From the moment I laid eyes on her, I had to have her. And it wasn’t because everything was perfect. Certainly, I did not have funds for a new horse, not after vet bills, expenses with my mother’s passing, huge medical bills for Lauren or needing to fix up the barn (again) for new boarders. Completely irresponsibly, I worked out a deal to buy the mare. I owed money to a bunch of people, but still went ahead.
I am an experienced horse buyer and let emotions drive the purchase. I didn’t even ride the horse, although I watched the owner and my friend ride her. Stupid! I should have asked more questions as well,but I didn’t.
And from the moment, the mare we named Kalina, Hawaiian for heaven sent (which I believe her to be) I fell head over heels for her. I LOVED her amazing thick tail that falls to the ground. Her forelock is the bleached out black of an island kid who spends everyday surfing. Her eyes are gentle and kind. Kalina is a registered quarter horse with the big bone and size of her Hancock relatives and the grace and performance style of the Zippo Pine Bar horses.
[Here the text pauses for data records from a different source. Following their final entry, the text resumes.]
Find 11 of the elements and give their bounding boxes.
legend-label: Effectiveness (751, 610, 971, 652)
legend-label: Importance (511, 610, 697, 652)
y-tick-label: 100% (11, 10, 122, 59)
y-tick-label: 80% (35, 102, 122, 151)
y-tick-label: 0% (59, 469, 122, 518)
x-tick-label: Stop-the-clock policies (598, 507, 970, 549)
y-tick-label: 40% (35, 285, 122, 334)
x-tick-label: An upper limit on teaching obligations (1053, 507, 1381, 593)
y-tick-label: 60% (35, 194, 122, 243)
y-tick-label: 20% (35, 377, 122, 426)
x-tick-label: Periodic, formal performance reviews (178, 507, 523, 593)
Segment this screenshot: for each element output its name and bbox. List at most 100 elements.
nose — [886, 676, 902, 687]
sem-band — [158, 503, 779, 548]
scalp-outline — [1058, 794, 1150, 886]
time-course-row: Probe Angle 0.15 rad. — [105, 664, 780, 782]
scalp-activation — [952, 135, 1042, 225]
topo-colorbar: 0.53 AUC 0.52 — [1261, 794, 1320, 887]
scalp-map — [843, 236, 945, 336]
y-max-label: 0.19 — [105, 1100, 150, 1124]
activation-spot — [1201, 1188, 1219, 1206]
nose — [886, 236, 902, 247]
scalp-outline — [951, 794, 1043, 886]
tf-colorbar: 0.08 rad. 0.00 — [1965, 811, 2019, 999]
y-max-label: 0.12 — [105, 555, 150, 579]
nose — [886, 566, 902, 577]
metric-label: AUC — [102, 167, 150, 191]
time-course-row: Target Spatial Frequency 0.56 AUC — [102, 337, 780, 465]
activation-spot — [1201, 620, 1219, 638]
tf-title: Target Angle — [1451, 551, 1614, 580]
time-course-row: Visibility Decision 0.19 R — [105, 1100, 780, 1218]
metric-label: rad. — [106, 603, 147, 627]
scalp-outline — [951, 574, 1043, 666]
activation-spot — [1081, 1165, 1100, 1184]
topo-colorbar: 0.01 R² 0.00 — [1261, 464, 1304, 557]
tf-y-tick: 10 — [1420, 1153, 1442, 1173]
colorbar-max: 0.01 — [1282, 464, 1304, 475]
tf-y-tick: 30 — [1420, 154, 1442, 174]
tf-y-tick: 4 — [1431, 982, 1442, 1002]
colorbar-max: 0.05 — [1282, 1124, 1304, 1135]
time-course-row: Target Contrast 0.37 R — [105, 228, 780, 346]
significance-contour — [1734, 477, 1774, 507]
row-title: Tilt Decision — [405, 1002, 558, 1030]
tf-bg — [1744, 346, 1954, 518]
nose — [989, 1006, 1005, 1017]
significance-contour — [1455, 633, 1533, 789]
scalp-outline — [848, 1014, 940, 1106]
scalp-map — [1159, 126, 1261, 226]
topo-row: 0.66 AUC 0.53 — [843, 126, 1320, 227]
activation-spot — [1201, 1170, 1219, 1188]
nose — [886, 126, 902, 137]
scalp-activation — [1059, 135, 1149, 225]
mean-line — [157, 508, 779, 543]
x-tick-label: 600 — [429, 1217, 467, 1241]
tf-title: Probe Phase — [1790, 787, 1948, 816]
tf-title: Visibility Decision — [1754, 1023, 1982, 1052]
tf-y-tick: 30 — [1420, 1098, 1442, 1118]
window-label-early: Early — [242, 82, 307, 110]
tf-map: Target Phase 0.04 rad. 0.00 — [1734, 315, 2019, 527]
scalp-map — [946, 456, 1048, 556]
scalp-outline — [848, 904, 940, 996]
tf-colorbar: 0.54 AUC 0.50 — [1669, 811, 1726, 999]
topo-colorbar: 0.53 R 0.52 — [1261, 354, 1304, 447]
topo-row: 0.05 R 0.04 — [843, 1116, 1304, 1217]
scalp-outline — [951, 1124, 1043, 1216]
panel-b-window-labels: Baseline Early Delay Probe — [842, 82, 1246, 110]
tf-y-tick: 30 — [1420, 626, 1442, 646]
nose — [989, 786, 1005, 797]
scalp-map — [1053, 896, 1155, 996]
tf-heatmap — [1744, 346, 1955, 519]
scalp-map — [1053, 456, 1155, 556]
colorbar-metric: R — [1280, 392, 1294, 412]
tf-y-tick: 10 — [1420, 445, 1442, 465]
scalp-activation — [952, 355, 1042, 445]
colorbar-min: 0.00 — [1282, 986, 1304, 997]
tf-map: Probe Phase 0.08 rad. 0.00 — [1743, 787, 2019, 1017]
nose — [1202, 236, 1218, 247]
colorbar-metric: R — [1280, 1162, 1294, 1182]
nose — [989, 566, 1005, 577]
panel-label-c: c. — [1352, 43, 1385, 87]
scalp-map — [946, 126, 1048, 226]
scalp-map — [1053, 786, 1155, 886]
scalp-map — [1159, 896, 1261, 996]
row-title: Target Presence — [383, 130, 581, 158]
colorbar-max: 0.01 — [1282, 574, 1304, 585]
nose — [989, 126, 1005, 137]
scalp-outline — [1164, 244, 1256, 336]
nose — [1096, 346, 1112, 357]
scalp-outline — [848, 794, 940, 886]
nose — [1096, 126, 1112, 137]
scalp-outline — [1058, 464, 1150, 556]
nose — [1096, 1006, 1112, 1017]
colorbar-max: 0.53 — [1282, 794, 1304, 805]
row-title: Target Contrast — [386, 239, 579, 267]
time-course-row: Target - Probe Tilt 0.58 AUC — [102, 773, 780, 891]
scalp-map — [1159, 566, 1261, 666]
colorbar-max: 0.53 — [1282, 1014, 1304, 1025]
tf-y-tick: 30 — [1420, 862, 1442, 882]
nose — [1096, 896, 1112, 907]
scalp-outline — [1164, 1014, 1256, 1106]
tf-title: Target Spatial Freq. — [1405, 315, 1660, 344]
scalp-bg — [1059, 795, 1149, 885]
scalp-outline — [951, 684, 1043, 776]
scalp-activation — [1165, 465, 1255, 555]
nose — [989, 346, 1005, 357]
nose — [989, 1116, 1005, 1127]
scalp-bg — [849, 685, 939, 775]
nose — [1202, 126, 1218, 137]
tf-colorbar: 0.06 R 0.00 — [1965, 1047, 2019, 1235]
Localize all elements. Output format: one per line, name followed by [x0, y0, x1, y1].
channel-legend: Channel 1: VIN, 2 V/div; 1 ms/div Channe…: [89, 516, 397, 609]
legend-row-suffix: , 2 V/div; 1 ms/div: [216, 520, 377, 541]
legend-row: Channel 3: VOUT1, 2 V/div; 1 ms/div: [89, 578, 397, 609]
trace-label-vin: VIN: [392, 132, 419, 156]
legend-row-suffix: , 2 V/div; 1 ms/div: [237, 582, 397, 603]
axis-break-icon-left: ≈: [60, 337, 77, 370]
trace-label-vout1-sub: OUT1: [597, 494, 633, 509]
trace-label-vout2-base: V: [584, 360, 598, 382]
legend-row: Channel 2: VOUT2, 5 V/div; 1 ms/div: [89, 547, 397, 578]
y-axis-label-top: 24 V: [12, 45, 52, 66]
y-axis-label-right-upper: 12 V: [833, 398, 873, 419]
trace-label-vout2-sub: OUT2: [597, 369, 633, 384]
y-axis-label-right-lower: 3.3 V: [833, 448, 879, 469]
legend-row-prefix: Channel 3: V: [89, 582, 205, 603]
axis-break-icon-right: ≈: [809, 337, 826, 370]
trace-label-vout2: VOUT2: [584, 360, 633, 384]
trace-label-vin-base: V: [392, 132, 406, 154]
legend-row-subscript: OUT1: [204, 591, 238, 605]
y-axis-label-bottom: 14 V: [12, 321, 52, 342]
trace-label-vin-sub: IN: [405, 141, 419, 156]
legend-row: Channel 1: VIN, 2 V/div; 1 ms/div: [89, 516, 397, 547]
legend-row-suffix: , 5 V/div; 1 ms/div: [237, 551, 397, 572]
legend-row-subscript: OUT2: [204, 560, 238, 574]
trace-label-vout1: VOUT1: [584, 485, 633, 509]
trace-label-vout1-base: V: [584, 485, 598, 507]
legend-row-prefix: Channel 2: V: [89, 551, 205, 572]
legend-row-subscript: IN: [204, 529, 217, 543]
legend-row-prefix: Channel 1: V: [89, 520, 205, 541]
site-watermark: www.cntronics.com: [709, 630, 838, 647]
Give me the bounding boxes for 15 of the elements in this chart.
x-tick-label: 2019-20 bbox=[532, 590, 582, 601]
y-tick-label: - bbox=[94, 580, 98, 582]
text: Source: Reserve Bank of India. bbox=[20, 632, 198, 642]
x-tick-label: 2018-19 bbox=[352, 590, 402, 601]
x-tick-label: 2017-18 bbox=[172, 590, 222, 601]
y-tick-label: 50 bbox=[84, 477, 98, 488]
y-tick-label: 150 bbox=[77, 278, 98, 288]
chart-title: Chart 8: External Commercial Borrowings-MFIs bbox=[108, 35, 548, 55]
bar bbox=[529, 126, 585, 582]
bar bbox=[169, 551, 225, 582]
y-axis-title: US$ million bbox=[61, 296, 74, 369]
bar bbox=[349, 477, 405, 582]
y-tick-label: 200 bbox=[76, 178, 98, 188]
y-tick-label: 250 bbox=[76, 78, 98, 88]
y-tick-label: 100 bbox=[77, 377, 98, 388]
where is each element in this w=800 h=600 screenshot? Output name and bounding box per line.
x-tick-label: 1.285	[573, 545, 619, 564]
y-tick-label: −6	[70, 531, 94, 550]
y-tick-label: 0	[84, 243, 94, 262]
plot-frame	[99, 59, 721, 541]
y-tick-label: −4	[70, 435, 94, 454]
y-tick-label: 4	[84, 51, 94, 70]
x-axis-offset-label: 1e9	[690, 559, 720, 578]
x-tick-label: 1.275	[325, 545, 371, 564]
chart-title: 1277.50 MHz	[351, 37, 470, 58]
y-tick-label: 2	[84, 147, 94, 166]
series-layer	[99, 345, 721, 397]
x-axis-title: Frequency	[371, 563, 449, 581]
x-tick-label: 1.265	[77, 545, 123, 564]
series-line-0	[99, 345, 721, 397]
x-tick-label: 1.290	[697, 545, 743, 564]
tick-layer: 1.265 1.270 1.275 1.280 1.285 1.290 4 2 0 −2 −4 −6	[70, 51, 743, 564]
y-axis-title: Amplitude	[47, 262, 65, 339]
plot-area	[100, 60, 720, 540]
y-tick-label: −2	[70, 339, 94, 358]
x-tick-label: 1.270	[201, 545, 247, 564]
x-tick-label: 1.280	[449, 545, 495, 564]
As much as my world is now deeply seated in warm bloods and jumpers, my roots will always go back to my daddy and his love for the athletic quarter horse. But this mare is big as well. I watched her in the pasture yesterday standing amongst Feather (Irish Sport Horse), TeeDee (thoroughbred) and Cody (World Champion Quarter horse jumper) and she was taller than any of them!
At just over 16 hands, my incoming filly, Betty Sue will no doubt out grow Kalina to be the biggest in the barn, but right now Kalina is the tallest. She is not startling tall like Bruno but with her unique blue roan coat, she is eye catching.
In the category of it all being perfect, while this mare has wonderful ground manners, the first time I rode her I didnot get what I expected. From watching the videos of her and seeing her go in person, she appeared uncomplicated. Gee, not so much. While she walked where ever Jordyn or I asked her to go, at the trot she was prone to fast stops. When I asked her to canter we were not much of a team. Our communications were off. As we went around at the canter, she would suddenly drop her head and stop on a dime. Pretty hard to ride and unsettling as well!
Lauren had just been released to get back in the saddle. She has been doing some flat work withFeather. I think Lauren just felt I was old and couldn’t ride so she got on Kalina. The walk and trot went okay. Oh, but the canter, Lauren got lulled into thinking that would be fine as well. Off they went in Kalina’s big strided, flat kneed canter, until once again she stopped, dropped her head and spun just like she cutting a calf. And just as cleanly, Lauren flew from her back, instinctively protecting her broken arm. When she hit the ground, the tears sprung from her eyes. In seconds though, she realized she wasn’t hurt and laughed happily.
Yesterday, Dev worked with the big mare and assured me with a little work she will be just fine. I am even going to take some lessons on her. Who knows I might even end up in the show ring again! My riding goals this year were around what I would do with Bruno. Those opportunities are gone. But some new goals are in order.
I am finding myself wandering out to the barn and Kalani’s side over and over. I get off of her and minutes later want to saddle up again. I even picked out this beautiful new brow band for her. I am in love with this sweet mare. What a wonderful feeling!